Racing to capture Himalayas

Ambitious

 Chethan Ganapathy participates in Rally of Maharashtra at the foothills of Shiradi. Pics by special arrangement

“A mbition is the path to success. Persistence is the vehicle you arrive in” - Bill Bradley, American basketball player.

The winner of this year’s Raid De Himalaya in the Indian modified category, Chethan Ganapathy, a resident of Vijayanagar fourth stage in the city, would probably nod his head in agreement listening to the words of the Bradley.

Having come from staking his claim on the Raid De Himalaya for the second time, Chethan shares his experiences with City Herald about the gruelling race, in which one has to cover more than 2,700 km across seven days.

He says, “I won the title in 2007 and wasn’t able to participate in the races as I didn’t have any sponsporship. This year my friends pitched in by raising money for me and Dunlop gave me six tyres for the race, which didn’t get punctured even once, helping me clinch the race.”

The race starts from Shimla and culminates at Srinagar before passing through Manali followed by the mountain passes including Rohtang, Baralacha La, Tanglang La, the second highest motorable road in the world. Riders have to battle lack of oxygen and temperatures dropping to -15 degree celsius on the route. They also have to tackle the extremely dangerous terrain on the way to the Khardung La, the world’s highest motorable road.

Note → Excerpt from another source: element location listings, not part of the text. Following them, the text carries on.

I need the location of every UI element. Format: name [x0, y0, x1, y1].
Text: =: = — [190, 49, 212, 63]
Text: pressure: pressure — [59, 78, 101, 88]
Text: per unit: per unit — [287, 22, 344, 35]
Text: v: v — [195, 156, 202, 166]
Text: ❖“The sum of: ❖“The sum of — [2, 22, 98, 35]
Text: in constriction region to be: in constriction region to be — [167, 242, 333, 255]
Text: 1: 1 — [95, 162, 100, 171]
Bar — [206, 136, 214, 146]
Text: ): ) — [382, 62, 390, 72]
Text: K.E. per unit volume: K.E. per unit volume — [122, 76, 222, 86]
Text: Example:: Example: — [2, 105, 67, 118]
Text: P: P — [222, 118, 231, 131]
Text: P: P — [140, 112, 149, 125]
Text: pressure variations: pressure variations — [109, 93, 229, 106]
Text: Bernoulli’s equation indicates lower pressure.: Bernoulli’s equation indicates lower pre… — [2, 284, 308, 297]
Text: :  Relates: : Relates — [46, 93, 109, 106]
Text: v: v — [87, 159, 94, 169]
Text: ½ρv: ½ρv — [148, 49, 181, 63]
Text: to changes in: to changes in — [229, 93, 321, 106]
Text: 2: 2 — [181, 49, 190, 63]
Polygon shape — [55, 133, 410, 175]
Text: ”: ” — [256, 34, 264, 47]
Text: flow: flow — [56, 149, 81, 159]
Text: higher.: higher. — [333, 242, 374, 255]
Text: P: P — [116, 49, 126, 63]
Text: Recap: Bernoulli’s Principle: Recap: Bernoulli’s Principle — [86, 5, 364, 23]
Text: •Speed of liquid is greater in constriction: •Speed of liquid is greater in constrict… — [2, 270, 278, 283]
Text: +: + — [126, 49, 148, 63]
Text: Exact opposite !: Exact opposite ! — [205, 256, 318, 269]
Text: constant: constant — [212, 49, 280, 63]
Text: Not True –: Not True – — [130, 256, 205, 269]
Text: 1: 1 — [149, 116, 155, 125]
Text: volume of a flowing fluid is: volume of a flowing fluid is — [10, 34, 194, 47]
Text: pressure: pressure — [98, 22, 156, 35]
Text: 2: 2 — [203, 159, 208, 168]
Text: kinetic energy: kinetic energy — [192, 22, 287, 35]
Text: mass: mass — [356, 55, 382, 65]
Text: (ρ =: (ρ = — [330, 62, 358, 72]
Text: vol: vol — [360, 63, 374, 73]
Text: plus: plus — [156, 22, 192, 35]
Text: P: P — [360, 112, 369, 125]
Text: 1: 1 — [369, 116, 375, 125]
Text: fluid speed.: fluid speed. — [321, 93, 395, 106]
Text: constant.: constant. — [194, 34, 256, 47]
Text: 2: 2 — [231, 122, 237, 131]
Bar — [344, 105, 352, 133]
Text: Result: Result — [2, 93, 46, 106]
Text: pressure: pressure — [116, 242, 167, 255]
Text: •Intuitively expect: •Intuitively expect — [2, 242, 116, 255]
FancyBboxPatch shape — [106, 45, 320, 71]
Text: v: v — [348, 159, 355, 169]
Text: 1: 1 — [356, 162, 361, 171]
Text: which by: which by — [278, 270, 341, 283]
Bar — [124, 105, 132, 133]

Chethan remarks that he had landed one week before the start of the race to make preparations for the backbreaking race. However, the best experience during the time was while interacting with foreign riders. “They gave me tips about handling the bike, maintaining speed limits and acceleration,” he says. In the first edition of the race, three people had died and this year one rider had fallen into a gorge of 40 feet, he says reminiscing about his fall during the race.

Challenge

 “The major problem in this rally is the formation of black ice on the roads. It’s very difficult to identify the black ice. If a car or jeep had gone earlier then it creates a sort of a water splash trail on the roads, helping us identify black ice. Once you are on black ice, the last thing that you should do is apply the brakes. In one such place, there was a long stretch of black ice, which I managed to clear easily. The next curve had another stretch, but I couldn’t see until the last moment, causing me to crash. Luckily there were no injuries,” he reminisces.

However, Chethan bemoans that there is a lack of sponsors to help him take part in rallies on a regular basis. Chethan has participated in more than 60 motor sport events in the last nine years has won over 55 rallies and was crowned as the overall champion of the Indian National Rally Championship (INRC) in 2010.